A plan by Governor Kate Brown to address continued demonstrations and civil unrest in the wake of the killing of a demonstrator in Portland is showing cracks less than 24 hours after it was released to the public. 

Brown claimed her plan was a “unified law enforcement plan,” but at least two of the agencies — the Washington County Sheriff’s Office and the Clackamas County Sheriff’s Office — she named in a press release on Sunday night were not made aware of their place in Brown’s plan prior to the press release, and both, as well as the Gresham Police Department, according to OPB, have said they will not participate by sending deputies to the nightly affairs held largely in downtown Portland. 

“We all must come together—elected officials, community leaders, all of us—to stop the cycle of violence,” said Brown in the press release. “But this is only the first step. Real change will come from the hard work to achieve racial justice. And it starts with all of us listening to each other, and working together.

In the bullet points of the plan, Brown’s plan had this to say in the role that Washington and Clackamas County, as well as the Gresham Police Department, would be asked to take in Portland. 

“The Governor is asking Clackamas and Washington County Sheriff’s Offices and the City of Gresham Police Department to support the Portland Police Bureau with personnel and resources to keep the peace and protect free speech.”

The overview of the plan can be read here.

Clackamas County Sheriff Craig Roberts noted his surprise at his agency being named as part of the plan. “I was surprised to read that the Clackamas County Sheriff’s Office was part of the plan since the Governor’s Office never contacted me,” he said in a statement. 

And in an email to the Gales Creek Journal, Washington County Sheriff’s Office Communications Sergeant Danny DiPietro said that Washington County was similarly unaware of their supposed role in ending the violence associated with the demonstrations. 

“Neither the Sheriff nor our office was made aware of the statement from the governor before it was released to media yesterday,” DiPetrio said. 
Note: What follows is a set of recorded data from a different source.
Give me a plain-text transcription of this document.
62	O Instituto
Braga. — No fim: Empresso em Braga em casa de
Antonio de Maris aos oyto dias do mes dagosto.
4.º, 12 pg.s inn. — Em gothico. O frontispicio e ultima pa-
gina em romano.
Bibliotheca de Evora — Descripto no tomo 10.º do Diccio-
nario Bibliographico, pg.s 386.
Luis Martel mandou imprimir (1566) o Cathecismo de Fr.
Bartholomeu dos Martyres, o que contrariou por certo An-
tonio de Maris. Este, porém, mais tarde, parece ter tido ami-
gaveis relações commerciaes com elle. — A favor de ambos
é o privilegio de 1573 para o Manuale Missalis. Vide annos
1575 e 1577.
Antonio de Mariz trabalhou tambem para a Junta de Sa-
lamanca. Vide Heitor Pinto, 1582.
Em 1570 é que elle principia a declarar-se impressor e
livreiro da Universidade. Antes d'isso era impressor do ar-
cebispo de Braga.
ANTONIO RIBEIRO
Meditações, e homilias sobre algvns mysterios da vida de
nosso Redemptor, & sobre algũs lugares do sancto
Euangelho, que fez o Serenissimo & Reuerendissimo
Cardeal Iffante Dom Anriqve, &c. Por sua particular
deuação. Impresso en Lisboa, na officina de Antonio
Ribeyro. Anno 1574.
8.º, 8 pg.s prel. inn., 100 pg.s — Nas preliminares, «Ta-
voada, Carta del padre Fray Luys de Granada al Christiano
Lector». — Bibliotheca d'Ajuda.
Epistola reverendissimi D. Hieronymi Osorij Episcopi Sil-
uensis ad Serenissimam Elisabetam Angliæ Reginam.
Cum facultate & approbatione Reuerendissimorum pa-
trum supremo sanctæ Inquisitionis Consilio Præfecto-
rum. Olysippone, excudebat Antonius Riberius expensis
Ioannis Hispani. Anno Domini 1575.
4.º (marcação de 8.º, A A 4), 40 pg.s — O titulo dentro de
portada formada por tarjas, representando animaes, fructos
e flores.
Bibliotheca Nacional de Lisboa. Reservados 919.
In a statement, Washington County Sheriff Pat Garrett noted that his agency would not take a direct role in the Portland Police Bureau’s responsibilities. 

“As Washington County Sheriff, I commit to support PPB through indirect ways, like analyzing risks associated with social media, air support, assisting with a specific criminal investigation, etc. At this time I do not plan to send deputies to work directly in Portland.” 
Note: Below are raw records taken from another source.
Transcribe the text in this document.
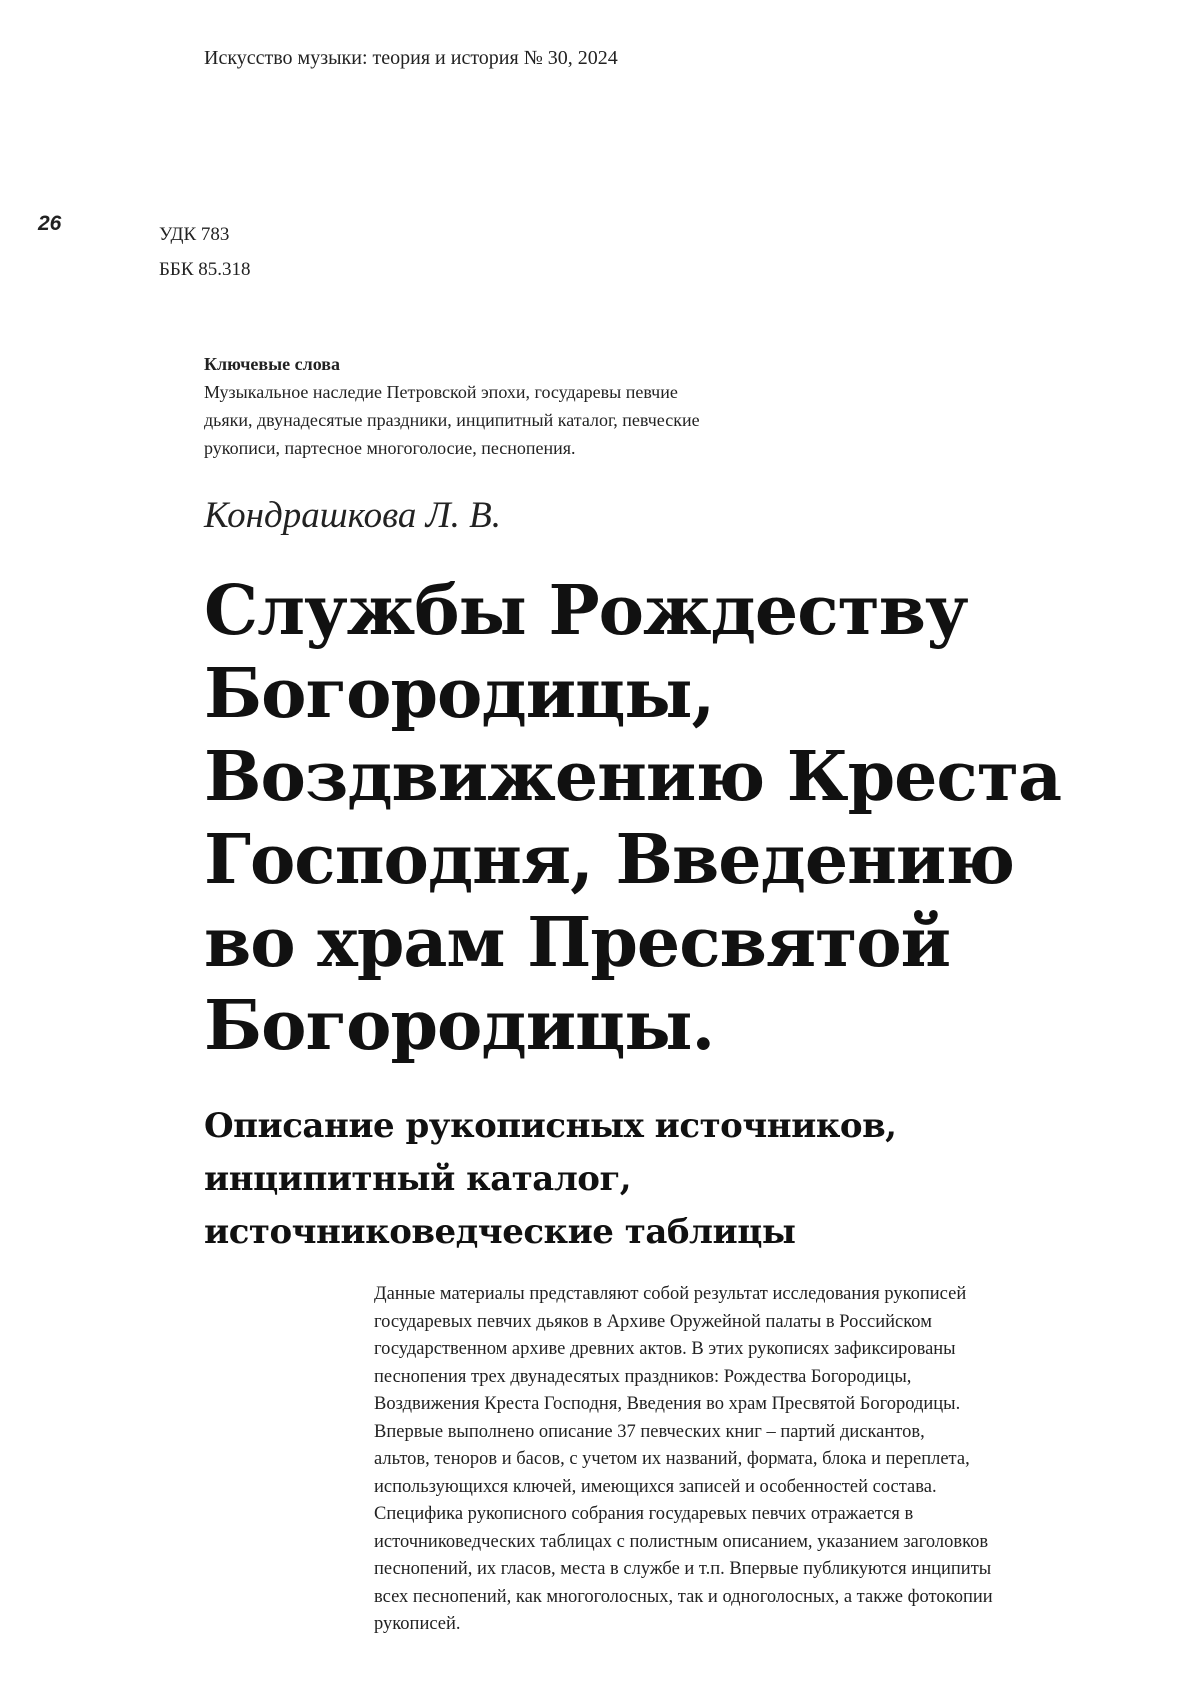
Искусство музыки: теория и история № 30, 2024
26	УДК 783
ББК 85.318
Ключевые слова
Музыкальное наследие Петровской эпохи, государевы певчие
дьяки, двунадесятые праздники, инципитный каталог, певческие
рукописи, партесное многоголосие, песнопения.
Кондрашкова Л. В.
Службы Рождеству
Богородицы,
Воздвижению Креста
Господня, Введению
во храм Пресвятой
Богородицы.
Описание рукописных источников,
инципитный каталог,
источниковедческие таблицы
Данные материалы представляют собой результат исследования рукописей
государевых певчих дьяков в Архиве Оружейной палаты в Российском
государственном архиве древних актов. В этих рукописях зафиксированы
песнопения трех двунадесятых праздников: Рождества Богородицы,
Воздвижения Креста Господня, Введения во храм Пресвятой Богородицы.
Впервые выполнено описание 37 певческих книг – партий дискантов,
альтов, теноров и басов, с учетом их названий, формата, блока и переплета,
использующихся ключей, имеющихся записей и особенностей состава.
Специфика рукописного собрания государевых певчих отражается в
источниковедческих таблицах с полистным описанием, указанием заголовков
песнопений, их гласов, места в службе и т.п. Впервые публикуются инципиты
всех песнопений, как многоголосных, так и одноголосных, а также фотокопии
рукописей.
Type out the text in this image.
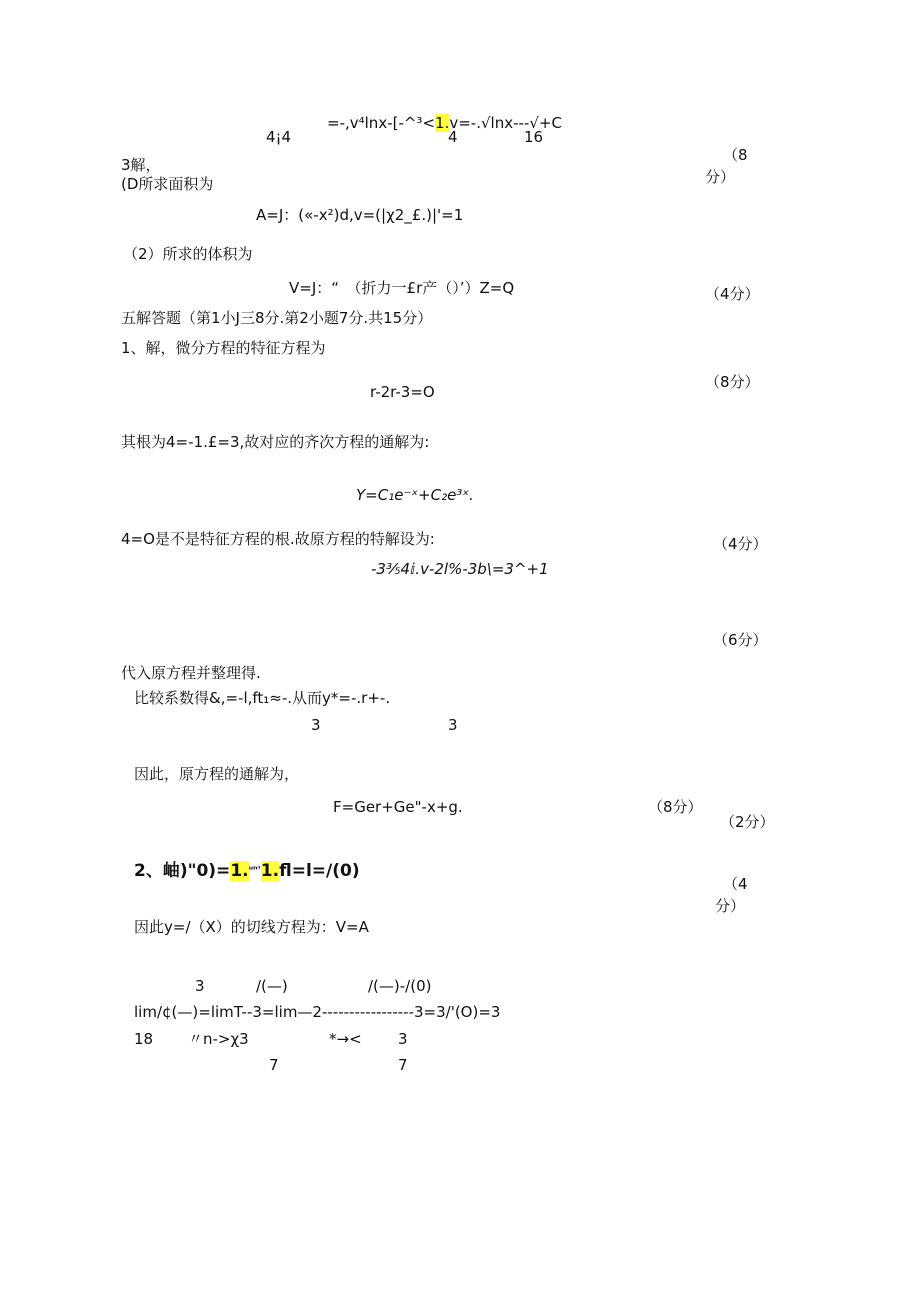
=-,v⁴lnx-[-^³<1.v=-.√lnx---√+C
4¡4	4	16
3解，
（8
分）
(D所求面积为
A=J：(«-x²)d,v=(|χ2_£.)|'=1
（2）所求的体积为
V=J：“　（折力一£r产（）’）Z=Q	（4分）
五解答题（第1小J三8分.第2小题7分.共15分）
1、解，微分方程的特征方程为
r-2r-3=O
（8分）
其根为4=-1.£=3,故对应的齐次方程的通解为:
Y=C₁e⁻ˣ+C₂e³ˣ.
4=O是不是特征方程的根.故原方程的特解设为:	（4分）
-3⅗4ⅈ.v-2l%-3b\=3^+1
（6分）
代入原方程并整理得.
比较系数得&,=-l,ft₁≈-.从而y*=-.r+-.
3	3
因此，原方程的通解为，
F=Ger+Ge"-x+g.	（8分）
（2分）
2、岫)"0)=1.$^{ᵘ^n'}$1.fl=l=∕(0)
（4
分）
因此y=/（X）的切线方程为：V=A
3	/(—)	/(—)-/(0)
lim/¢(—)=limT--3=lim—2-----------------3=3/'(O)=3
18 〃n->χ3	*→< 3
7	7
Garrett said he was sympathetic to the PPB’s struggles, but cited a number of reasons he would not send Washington County Deputies to Portland.
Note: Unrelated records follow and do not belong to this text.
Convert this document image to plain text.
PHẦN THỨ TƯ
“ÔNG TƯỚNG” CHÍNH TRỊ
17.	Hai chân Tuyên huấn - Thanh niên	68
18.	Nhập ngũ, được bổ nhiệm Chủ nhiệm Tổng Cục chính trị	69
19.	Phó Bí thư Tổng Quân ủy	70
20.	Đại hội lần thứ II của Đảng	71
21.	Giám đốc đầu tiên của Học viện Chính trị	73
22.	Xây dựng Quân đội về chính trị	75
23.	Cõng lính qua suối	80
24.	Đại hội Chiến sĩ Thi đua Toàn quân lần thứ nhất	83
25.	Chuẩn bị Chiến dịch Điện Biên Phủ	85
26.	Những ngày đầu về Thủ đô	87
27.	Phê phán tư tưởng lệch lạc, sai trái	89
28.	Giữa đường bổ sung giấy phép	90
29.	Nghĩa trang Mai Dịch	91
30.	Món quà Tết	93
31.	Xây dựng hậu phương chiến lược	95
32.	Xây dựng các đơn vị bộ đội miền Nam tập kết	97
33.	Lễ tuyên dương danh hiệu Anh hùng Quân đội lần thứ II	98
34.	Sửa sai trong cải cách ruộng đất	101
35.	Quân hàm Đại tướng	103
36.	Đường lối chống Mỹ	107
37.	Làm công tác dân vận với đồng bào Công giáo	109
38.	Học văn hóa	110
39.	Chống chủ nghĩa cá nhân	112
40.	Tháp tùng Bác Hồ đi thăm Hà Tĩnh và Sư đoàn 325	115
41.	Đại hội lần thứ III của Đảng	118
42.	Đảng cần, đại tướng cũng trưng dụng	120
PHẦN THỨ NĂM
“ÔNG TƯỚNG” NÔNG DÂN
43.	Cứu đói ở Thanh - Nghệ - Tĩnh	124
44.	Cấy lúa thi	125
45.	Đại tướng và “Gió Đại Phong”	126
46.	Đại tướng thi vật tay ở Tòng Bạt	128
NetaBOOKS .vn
“The lack of political support for public safety, the uncertain legal landscape, the current volatility combined with intense scrutiny on use of force presents an unacceptable risk if deputies were deployed directly,” Garrett said. 

He also noted his support for a different plan released jointly by the Oregon State Sheriff’s Association and the Oregon Association of Chiefs of Police.

This article has been updated to note that Gresham Police Department have also said they will not send deputies to Portland.